If there is one place where ChatGPT and its ilk are going to be very disruptive, it is in written assessment. My colleague, Kevin Bryan, found out just how easy this might be when he gave ChatGPT an essay question from his strategy class, and it provided a more than passable answer.
Here he is discussing that incident:
Suffice it to say, this type of thing is the “mess” I wrote into the title for this newsletter series “Mess and Magic.”
The Immediate Effect
ChatGPT is in the hands of students right now. Given its power, we have to expect that students have used it for written assessment. How are we going to react?
A first instinct might be to outlaw its use. That’s all well and good, but ChatGPT isn’t plagiarising something else. It is creating written material that didn’t previously exist. So that means it is hard to detect. Some services (like GPTZero) allow you to check if AI wrote something. But those are hard to use (at scale) and are imperfect (in that you can ask ChatGPT to write something that would not be caught by one of those services.
That said, sometimes students will make detection easy …
We have been down this road before. When calculators appeared, their use was initially banned. When spell checkers appeared, teachers forced students to write out rather than type assignments. (This one happened to me as a student!) These restrictions didn’t last. Moreover, we didn’t apply them to spreadsheets or assistants like Grammarly. The philosophy became: if the tools exist in the future, then we should be educating and assessing students to use those tools rather than tie their hands.
This suggests that perhaps we should embrace ChatGPT and other services and allow, neigh require students to use them rather than the opposite.
Learning with ChatGPT
It is easy to say, “let the students use ChatGPT,” but that does raise a question: when students produce an essay, what is it telling us about what they have learned in the course? If they can just put in the assignment and get an answer, isn’t that something someone who has paid no attention to the class could do?
They aren’t the only ones asking these questions. Journalists are wondering what their value is given that ChatGPT can write stuff. Wasn’t writing their whole job?
The answer to these questions is that if ChatGPT can just produce something with zero knowledge, then asking for that as an assessment is a bad way of assessing. And it is not just bad now. It was likely a bad way of assessing before ChatGPT. You were assessing students on stuff that could be written by a machine! That surely is just regurgitating material rather than reasoning and understanding it. It was surely placing high weight on decent prose and good grammar rather than knowledge of the course material itself. In other words, what ChatGPT exposes for many courses — including perhaps Kevin’s strategy course — is that the way we assessed previously was inadequate for the task.

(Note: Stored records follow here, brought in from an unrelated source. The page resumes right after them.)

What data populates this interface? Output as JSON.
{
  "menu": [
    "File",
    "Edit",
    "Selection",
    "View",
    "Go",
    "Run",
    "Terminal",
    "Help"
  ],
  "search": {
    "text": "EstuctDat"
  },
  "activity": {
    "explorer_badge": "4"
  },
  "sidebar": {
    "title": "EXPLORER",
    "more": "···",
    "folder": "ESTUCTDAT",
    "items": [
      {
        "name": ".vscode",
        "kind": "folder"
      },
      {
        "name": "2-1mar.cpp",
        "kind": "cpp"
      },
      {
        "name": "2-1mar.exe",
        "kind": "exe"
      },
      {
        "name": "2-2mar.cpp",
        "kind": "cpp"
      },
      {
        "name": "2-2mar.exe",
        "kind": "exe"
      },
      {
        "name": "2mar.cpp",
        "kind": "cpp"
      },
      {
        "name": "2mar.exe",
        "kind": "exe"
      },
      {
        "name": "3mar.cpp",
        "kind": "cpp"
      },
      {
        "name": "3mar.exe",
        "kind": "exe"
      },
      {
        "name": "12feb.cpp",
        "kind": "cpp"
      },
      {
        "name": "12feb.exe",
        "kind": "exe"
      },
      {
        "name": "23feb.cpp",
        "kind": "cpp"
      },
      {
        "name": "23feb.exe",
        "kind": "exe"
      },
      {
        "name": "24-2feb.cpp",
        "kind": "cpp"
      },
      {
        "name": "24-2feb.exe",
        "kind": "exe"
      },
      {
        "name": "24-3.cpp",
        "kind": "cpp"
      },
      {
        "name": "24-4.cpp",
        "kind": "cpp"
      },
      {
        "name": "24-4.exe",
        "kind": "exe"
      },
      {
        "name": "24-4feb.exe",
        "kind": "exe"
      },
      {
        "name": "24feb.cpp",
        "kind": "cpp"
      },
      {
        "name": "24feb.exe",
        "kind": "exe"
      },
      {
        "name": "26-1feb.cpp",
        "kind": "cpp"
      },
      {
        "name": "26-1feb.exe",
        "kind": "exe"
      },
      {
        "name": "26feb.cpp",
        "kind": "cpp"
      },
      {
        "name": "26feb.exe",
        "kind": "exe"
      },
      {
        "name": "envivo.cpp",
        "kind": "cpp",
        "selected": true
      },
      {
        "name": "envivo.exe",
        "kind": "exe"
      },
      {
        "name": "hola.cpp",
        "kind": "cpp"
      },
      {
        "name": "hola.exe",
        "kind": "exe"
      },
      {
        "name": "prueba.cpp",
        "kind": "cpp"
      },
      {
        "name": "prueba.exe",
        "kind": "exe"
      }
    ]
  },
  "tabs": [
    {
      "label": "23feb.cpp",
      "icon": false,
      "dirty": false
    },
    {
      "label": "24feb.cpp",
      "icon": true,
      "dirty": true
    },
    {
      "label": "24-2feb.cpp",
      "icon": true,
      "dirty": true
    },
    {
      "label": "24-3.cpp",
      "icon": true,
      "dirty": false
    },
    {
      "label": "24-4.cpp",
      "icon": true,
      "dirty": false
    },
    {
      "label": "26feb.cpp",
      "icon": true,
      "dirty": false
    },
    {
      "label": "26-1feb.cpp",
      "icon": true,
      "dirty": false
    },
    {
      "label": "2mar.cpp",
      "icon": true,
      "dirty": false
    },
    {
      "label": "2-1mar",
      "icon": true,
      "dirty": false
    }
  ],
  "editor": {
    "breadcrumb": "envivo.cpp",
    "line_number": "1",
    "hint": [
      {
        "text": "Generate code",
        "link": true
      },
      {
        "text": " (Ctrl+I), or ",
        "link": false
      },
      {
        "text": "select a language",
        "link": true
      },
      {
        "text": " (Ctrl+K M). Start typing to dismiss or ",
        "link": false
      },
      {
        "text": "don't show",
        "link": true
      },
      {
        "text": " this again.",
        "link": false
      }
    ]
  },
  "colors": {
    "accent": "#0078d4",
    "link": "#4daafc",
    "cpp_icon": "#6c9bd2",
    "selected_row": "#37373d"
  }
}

ChatGPT is a tool. It can be a tool that answers certain questions without knowledge. But there are ways to assess that require students to do more. One way this can be done, as is often done in MBA courses, is to require students to apply concepts to things happening at the moment rather than just ask about something general or well-known. In my course, students are assessed based on their analysis of companies that are only one or two years old. That means that publicly available information is sparse, and students won’t be able to write their assessments without more analysis. I was fortunate about that and taught an advanced course which makes that easier. But I suspect there are ways teachers can change it up so that students have to move beyond ChatGPT.

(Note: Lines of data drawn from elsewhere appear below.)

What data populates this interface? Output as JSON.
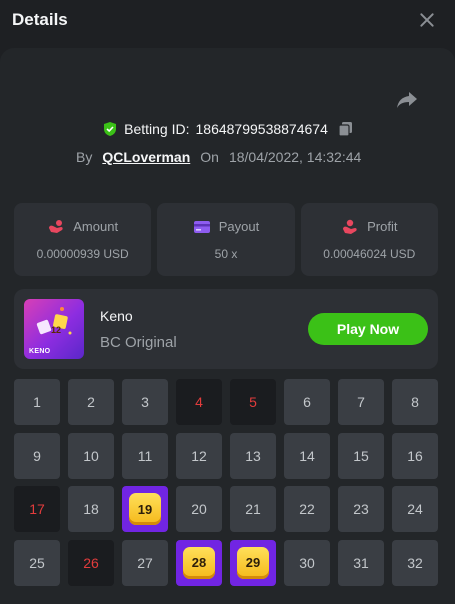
{
  "header": {
    "title": "Details"
  },
  "bet": {
    "id_label": "Betting ID:",
    "id_value": "1864879953887467​4",
    "by_label": "By",
    "user": "QCLoverman",
    "on_label": "On",
    "datetime": "18/04/2022, 14:32:44"
  },
  "stats": [
    {
      "label": "Amount",
      "value": "0.00000939 USD",
      "icon": "coins-icon"
    },
    {
      "label": "Payout",
      "value": "50 x",
      "icon": "card-icon"
    },
    {
      "label": "Profit",
      "value": "0.00046024 USD",
      "icon": "profit-icon"
    }
  ],
  "game": {
    "name": "Keno",
    "subtitle": "BC Original",
    "thumb_text": "KENO",
    "thumb_tile": "12",
    "play_label": "Play Now"
  },
  "grid": {
    "numbers": [
      "1",
      "2",
      "3",
      "4",
      "5",
      "6",
      "7",
      "8",
      "9",
      "10",
      "11",
      "12",
      "13",
      "14",
      "15",
      "16",
      "17",
      "18",
      "19",
      "20",
      "21",
      "22",
      "23",
      "24",
      "25",
      "26",
      "27",
      "28",
      "29",
      "30",
      "31",
      "32"
    ],
    "picked": [
      4,
      5,
      17,
      26
    ],
    "hits": [
      19,
      28,
      29
    ]
  },
  "colors": {
    "accent_green": "#3bc117",
    "hit_purple": "#7125e3",
    "pick_red": "#e23c3c",
    "shield_green": "#3bc117"
  }
}
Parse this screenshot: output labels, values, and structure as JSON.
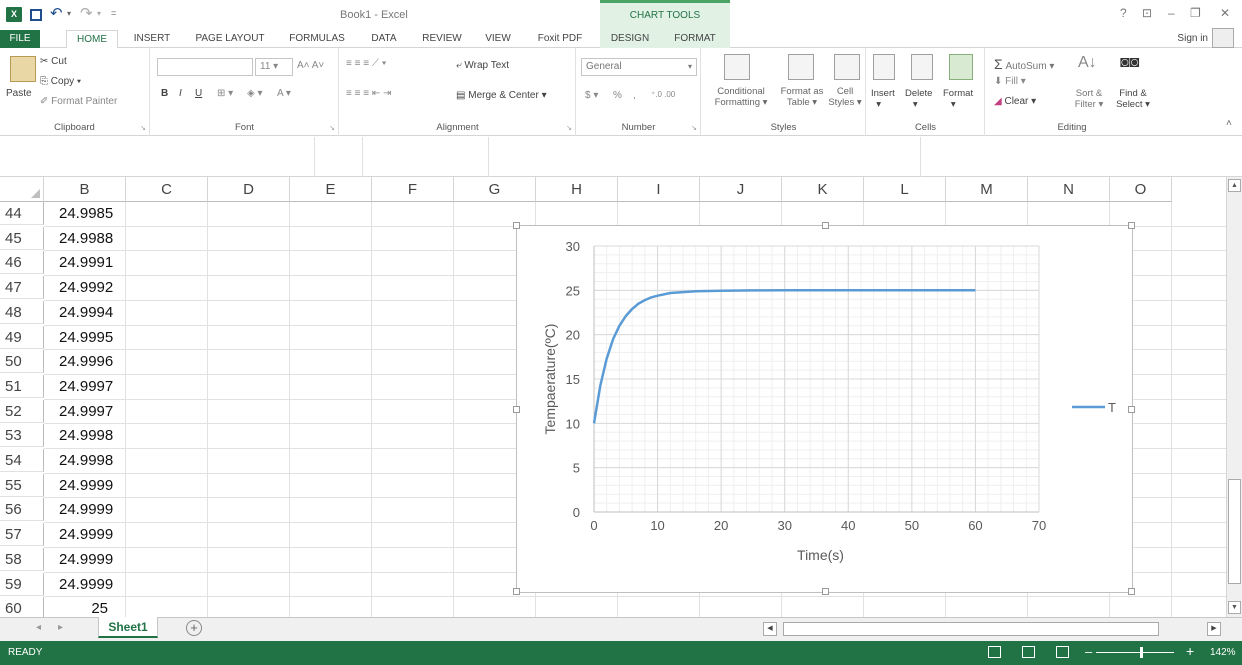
{
  "window": {
    "title": "Book1 - Excel",
    "context_tab": "CHART TOOLS",
    "help": "?",
    "sign_in": "Sign in"
  },
  "tabs": [
    "FILE",
    "HOME",
    "INSERT",
    "PAGE LAYOUT",
    "FORMULAS",
    "DATA",
    "REVIEW",
    "VIEW",
    "Foxit PDF",
    "DESIGN",
    "FORMAT"
  ],
  "ribbon": {
    "clipboard": {
      "paste": "Paste",
      "cut": "Cut",
      "copy": "Copy",
      "format_painter": "Format Painter",
      "label": "Clipboard"
    },
    "font": {
      "size": "11",
      "label": "Font",
      "bold": "B",
      "italic": "I",
      "underline": "U"
    },
    "alignment": {
      "wrap": "Wrap Text",
      "merge": "Merge & Center",
      "label": "Alignment"
    },
    "number": {
      "format": "General",
      "currency": "$",
      "percent": "%",
      "comma": ",",
      "label": "Number"
    },
    "styles": {
      "conditional": "Conditional",
      "conditional2": "Formatting",
      "format_as": "Format as",
      "format_as2": "Table",
      "cell": "Cell",
      "cell2": "Styles",
      "label": "Styles"
    },
    "cells": {
      "insert": "Insert",
      "delete": "Delete",
      "format": "Format",
      "label": "Cells"
    },
    "editing": {
      "autosum": "AutoSum",
      "fill": "Fill",
      "clear": "Clear",
      "sort": "Sort &",
      "sort2": "Filter",
      "find": "Find &",
      "find2": "Select",
      "label": "Editing"
    }
  },
  "columns": [
    "B",
    "C",
    "D",
    "E",
    "F",
    "G",
    "H",
    "I",
    "J",
    "K",
    "L",
    "M",
    "N",
    "O"
  ],
  "rows": [
    {
      "num": "44",
      "b": "24.9985"
    },
    {
      "num": "45",
      "b": "24.9988"
    },
    {
      "num": "46",
      "b": "24.9991"
    },
    {
      "num": "47",
      "b": "24.9992"
    },
    {
      "num": "48",
      "b": "24.9994"
    },
    {
      "num": "49",
      "b": "24.9995"
    },
    {
      "num": "50",
      "b": "24.9996"
    },
    {
      "num": "51",
      "b": "24.9997"
    },
    {
      "num": "52",
      "b": "24.9997"
    },
    {
      "num": "53",
      "b": "24.9998"
    },
    {
      "num": "54",
      "b": "24.9998"
    },
    {
      "num": "55",
      "b": "24.9999"
    },
    {
      "num": "56",
      "b": "24.9999"
    },
    {
      "num": "57",
      "b": "24.9999"
    },
    {
      "num": "58",
      "b": "24.9999"
    },
    {
      "num": "59",
      "b": "24.9999"
    },
    {
      "num": "60",
      "b": "25"
    }
  ],
  "chart_data": {
    "type": "line",
    "xlabel": "Time(s)",
    "ylabel": "Tempaerature(ºC)",
    "xlim": [
      0,
      70
    ],
    "ylim": [
      0,
      30
    ],
    "xticks": [
      "0",
      "10",
      "20",
      "30",
      "40",
      "50",
      "60",
      "70"
    ],
    "yticks": [
      "0",
      "5",
      "10",
      "15",
      "20",
      "25",
      "30"
    ],
    "grid": true,
    "legend": "right",
    "series": [
      {
        "name": "T",
        "color": "#5b9bd5",
        "x": [
          0,
          1,
          2,
          3,
          4,
          5,
          6,
          7,
          8,
          9,
          10,
          12,
          14,
          16,
          18,
          20,
          25,
          30,
          35,
          40,
          45,
          50,
          55,
          60
        ],
        "y": [
          10,
          14.3,
          17.3,
          19.5,
          21.0,
          22.1,
          22.9,
          23.5,
          23.9,
          24.2,
          24.4,
          24.7,
          24.8,
          24.9,
          24.93,
          24.96,
          24.99,
          25,
          25,
          25,
          25,
          25,
          25,
          25
        ]
      }
    ]
  },
  "sheets": [
    "Sheet1"
  ],
  "status": {
    "ready": "READY",
    "zoom": "142%"
  }
}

But we do want them to use ChatGPT. For instance, I don’t mind if students use ChatGPT to eventually write every word in an assignment. What I want students to do is thoughtfully use ‘prompts’ and then thoughtfully evaluate and ‘sign off’ on what gets written due to ChatGPT interactions. How precisely this is done is something we are all still learning.
Some professors have actually asked students to forget the essay entirely and just supply the prompts they would use! Here is Ethan Mollick, whose newsletter you should subscribe to if you are interested in these things:
This is an interesting approach, but what students need to be responsible for is the output from ChatGPT, so I worry if ‘assessment of the prompts’ may cause students not to think about whether the output was really what was intended.
Summary
Ultimately, ChatGPT doesn’t change the notion that writing should be graded. If anything, it improves the utility of written assessment in terms of revealing what the student knows that requires reasoning and understanding rather than just memorisation or regurgitation. And it is potentially fairer in that, for most courses, it is not grading students on their knowledge of grammar or their ability to write clearly. Not that those things aren’t worthwhile; they are. It is just that these can be provided by an AI tool now and so aren’t something that we teachers or future employers will need to distinguish students from one another.